Saying it again I only felt it more. This feeling in my chest, wild and fire-breathing, it gained shape. Edges, soft ones that didn’t hurt.
“I love you.”
That time I smiled.
She glanced over her shoulder at the smoke, and then over at Ben’s trailer, where he’d disappeared. “Now? You realize this now?”
“Yeah.” I nodded. “I don’t know how this usually happens. But this…right now, I looked at you and thought of a dozen ways I could help you not feel this. I could fuck you. Or let you hit me.”
“I don’t want to hit you!” she cried. “Or frankly, at this moment, fuck you.”
“I know,” I said. “But those are things I’ve been doing for years so I don’t have to feel the shit. All the bad, nasty, awful shit that life brings. And I’v
e gotten so good at not feeling that shit that I don’t feel anything. Do you get that?”
“Yeah.” She nodded. “I…totally get that.”
“And I just realized, baby, right now, thinking of how I could take this pain away from you, I just realized that you have to feel it. You gotta make your way through all the bad stuff to get to the good.” I was standing in front of her now, my hands in her hair, my thumbs on her lips. Tears were gathered on her lashes and I brushed them with my finger so they fell down on her cheek. A silver trail.
I sucked one off my finger and it was salty and sweet and bitter. Maybe as all the best things were. I didn’t know; I was so unfamiliar with the best things.
“I love you.”
“I love you, too,” she said and wrapped her arms around my neck.
For a few seconds we just stood in the slowly gathering light. It came from the east, from behind pink clouds, and it rose to take over the darkness, to push it back, bit by bit.
“Okay,” she whispered. “I guess I feel like fucking you now.”
ANNIE
The next morning Annie was camped out on Ben’s front stoop. He’d opened the door about twenty minutes ago and told her to leave. That he wasn’t coming out again. And so far he was as good as his word.
She knocked and banged and yelled, but he was totally silent inside his trailer.
And Annie’s heart was breaking.
“Hey.” Dylan came to stand in front of her, wearing his jeans and a red button-down shirt with the sleeves rolled up.

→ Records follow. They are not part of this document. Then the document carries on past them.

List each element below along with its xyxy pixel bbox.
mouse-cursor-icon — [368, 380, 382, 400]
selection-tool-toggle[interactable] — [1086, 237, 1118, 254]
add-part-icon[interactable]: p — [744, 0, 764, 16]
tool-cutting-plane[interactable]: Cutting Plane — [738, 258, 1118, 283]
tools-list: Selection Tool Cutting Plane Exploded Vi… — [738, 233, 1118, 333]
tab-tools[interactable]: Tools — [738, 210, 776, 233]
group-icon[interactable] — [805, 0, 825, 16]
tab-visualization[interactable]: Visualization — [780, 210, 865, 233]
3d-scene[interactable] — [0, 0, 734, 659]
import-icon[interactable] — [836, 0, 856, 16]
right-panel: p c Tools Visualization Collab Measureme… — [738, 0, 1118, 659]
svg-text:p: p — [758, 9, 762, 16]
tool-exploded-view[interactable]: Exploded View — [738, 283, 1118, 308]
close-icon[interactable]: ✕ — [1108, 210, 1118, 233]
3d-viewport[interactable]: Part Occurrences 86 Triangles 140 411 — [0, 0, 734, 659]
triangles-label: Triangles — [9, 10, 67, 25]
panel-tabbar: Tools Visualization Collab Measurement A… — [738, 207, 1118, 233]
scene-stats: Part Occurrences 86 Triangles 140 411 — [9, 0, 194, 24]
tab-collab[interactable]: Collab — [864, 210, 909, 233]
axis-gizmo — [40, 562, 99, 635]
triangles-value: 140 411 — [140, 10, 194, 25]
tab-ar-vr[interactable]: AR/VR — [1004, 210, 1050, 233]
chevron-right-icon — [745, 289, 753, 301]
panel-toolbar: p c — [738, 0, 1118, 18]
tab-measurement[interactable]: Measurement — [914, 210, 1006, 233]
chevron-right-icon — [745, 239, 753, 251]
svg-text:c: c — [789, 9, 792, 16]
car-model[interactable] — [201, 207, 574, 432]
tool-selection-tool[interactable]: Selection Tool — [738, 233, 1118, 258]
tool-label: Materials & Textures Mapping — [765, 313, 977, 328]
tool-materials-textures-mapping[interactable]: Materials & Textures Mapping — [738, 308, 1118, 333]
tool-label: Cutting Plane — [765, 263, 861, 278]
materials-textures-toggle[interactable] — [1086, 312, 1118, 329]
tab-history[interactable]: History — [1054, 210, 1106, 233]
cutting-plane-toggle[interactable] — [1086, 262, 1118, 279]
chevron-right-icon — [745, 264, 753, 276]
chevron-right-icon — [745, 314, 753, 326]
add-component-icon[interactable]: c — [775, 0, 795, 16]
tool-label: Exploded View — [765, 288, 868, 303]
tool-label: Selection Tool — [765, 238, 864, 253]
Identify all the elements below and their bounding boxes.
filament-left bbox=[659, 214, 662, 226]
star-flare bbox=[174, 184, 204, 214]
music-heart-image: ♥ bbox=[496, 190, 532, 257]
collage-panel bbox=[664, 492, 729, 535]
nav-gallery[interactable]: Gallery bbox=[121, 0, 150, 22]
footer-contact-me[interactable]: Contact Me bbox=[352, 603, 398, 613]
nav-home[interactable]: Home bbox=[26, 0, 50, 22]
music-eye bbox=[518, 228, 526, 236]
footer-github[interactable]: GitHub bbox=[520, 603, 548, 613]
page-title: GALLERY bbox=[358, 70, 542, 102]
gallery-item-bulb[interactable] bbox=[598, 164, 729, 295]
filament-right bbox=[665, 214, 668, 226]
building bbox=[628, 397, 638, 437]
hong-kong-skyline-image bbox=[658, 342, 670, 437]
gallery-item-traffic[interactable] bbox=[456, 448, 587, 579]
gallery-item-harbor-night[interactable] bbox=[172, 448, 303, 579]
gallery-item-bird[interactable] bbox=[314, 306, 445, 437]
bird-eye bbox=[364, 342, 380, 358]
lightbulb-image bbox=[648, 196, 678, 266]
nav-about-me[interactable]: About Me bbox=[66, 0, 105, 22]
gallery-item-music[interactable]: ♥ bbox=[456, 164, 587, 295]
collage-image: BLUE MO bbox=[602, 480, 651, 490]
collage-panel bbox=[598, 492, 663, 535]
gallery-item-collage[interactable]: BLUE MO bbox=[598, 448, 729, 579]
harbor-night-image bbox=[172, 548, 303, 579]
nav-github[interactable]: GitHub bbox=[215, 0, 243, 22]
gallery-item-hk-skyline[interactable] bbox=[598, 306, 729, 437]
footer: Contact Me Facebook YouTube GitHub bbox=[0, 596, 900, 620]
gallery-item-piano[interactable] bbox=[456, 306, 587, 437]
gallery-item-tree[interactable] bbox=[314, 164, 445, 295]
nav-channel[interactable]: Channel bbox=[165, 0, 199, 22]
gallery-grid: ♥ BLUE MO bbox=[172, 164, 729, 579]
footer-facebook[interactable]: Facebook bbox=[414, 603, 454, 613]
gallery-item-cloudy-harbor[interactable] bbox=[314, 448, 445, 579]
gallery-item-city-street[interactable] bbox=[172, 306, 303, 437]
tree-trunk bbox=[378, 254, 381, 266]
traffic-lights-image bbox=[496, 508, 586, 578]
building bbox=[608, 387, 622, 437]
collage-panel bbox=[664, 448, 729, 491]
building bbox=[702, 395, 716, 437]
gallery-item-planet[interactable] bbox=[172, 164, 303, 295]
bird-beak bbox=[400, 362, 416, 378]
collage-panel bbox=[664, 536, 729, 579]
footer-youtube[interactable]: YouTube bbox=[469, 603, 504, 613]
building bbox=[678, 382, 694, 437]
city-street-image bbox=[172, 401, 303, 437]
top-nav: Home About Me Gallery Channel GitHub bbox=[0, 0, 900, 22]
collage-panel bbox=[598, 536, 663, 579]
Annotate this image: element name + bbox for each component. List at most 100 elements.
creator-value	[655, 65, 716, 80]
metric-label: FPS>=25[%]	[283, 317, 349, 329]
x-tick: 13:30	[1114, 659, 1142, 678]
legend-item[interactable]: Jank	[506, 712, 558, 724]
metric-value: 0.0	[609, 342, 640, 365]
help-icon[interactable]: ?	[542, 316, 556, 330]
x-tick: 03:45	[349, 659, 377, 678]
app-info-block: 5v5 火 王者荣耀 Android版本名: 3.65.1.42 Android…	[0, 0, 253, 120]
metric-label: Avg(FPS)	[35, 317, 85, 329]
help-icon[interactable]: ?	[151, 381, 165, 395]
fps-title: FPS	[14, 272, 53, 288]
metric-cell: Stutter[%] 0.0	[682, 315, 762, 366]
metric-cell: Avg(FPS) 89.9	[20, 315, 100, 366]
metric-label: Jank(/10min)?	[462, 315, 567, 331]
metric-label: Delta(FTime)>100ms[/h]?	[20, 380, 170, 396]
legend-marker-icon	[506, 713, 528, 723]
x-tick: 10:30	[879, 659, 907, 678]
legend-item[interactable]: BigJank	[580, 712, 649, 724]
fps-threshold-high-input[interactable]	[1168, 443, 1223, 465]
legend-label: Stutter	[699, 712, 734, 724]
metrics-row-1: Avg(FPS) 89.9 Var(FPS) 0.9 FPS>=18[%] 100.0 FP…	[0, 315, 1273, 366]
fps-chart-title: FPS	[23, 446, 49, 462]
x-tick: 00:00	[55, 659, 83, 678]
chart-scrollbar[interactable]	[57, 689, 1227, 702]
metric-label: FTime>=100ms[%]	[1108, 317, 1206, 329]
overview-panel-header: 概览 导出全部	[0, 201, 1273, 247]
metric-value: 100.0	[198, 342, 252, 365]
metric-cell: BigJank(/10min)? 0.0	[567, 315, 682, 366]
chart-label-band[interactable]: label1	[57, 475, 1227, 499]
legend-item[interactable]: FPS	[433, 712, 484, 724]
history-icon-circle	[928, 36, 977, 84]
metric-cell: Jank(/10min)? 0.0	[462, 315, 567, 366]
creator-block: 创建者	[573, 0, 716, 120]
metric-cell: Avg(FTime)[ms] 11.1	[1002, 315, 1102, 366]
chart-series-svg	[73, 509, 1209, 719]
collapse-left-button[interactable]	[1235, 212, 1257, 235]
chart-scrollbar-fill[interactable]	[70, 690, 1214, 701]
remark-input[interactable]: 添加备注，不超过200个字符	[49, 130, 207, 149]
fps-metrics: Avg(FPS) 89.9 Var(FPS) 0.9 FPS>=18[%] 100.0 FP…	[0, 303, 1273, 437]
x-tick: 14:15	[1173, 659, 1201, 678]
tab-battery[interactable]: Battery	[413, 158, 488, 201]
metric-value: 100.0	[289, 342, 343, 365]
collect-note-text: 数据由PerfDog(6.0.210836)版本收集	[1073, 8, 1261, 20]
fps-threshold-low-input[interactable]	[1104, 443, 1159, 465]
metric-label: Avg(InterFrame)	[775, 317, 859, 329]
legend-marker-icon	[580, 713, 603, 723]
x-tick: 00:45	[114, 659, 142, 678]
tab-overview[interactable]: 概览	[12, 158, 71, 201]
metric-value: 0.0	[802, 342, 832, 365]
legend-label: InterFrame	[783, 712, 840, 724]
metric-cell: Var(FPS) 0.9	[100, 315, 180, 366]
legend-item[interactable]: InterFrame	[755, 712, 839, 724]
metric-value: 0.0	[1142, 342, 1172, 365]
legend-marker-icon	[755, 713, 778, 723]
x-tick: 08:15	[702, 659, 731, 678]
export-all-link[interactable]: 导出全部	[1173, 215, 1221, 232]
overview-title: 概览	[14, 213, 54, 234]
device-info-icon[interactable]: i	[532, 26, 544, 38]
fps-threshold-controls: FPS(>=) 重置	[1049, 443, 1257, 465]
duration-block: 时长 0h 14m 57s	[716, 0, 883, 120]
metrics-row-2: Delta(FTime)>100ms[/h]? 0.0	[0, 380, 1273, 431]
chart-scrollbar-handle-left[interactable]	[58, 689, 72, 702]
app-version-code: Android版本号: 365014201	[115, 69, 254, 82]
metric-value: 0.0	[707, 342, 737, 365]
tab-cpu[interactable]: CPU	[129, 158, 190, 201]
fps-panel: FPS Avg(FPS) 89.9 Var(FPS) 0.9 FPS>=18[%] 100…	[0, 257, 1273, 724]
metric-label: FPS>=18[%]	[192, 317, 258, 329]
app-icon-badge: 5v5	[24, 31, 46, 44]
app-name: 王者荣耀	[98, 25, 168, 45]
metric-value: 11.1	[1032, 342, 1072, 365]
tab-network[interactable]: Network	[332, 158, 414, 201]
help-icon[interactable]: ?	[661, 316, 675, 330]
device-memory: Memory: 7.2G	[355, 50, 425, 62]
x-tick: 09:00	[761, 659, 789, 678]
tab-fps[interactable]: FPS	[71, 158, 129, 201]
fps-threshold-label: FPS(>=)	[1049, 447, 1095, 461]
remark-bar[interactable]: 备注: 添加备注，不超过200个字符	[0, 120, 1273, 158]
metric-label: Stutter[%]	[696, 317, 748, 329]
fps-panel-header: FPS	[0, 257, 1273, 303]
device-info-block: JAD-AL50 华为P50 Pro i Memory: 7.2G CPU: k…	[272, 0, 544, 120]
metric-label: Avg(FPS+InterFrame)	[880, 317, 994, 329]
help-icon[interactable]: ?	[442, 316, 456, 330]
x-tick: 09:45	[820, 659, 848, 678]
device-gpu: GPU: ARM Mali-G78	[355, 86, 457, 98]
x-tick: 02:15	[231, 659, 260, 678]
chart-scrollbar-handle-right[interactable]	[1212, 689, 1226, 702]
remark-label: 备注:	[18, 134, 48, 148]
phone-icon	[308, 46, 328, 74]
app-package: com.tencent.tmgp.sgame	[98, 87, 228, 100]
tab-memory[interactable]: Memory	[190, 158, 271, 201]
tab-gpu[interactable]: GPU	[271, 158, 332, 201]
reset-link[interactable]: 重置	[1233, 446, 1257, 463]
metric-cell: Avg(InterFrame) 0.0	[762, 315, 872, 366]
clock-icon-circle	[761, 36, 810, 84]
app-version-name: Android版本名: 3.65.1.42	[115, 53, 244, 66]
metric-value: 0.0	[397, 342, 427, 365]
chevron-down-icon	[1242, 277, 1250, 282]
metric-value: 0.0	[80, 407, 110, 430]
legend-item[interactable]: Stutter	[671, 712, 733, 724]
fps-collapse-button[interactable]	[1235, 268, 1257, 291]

“Hey,” she said resting her head against the hard planes of his stomach.
“He’s not coming out?”
“He’s not even yelling at me.”
He sighed and stroked back her hair. “Well, let’s leave him alone a while.”
“And do what?”
“It’s Sunday,” he said, and she glanced up at him in time to see his smile, crooked and endearing. A shot right to her heart. “And you owe me a dare.”
For a second it didn’t register and then she laughed at him. “You want to go to church?” she asked. “Now?”
“Well, it’s church time, so yeah.”
Truthfully she didn’t need much convincing. Her heart was heavy and the world seemed like a dark and cold place right now. Annie didn’t know if church could help. She didn’t know if anything could. But she had to try.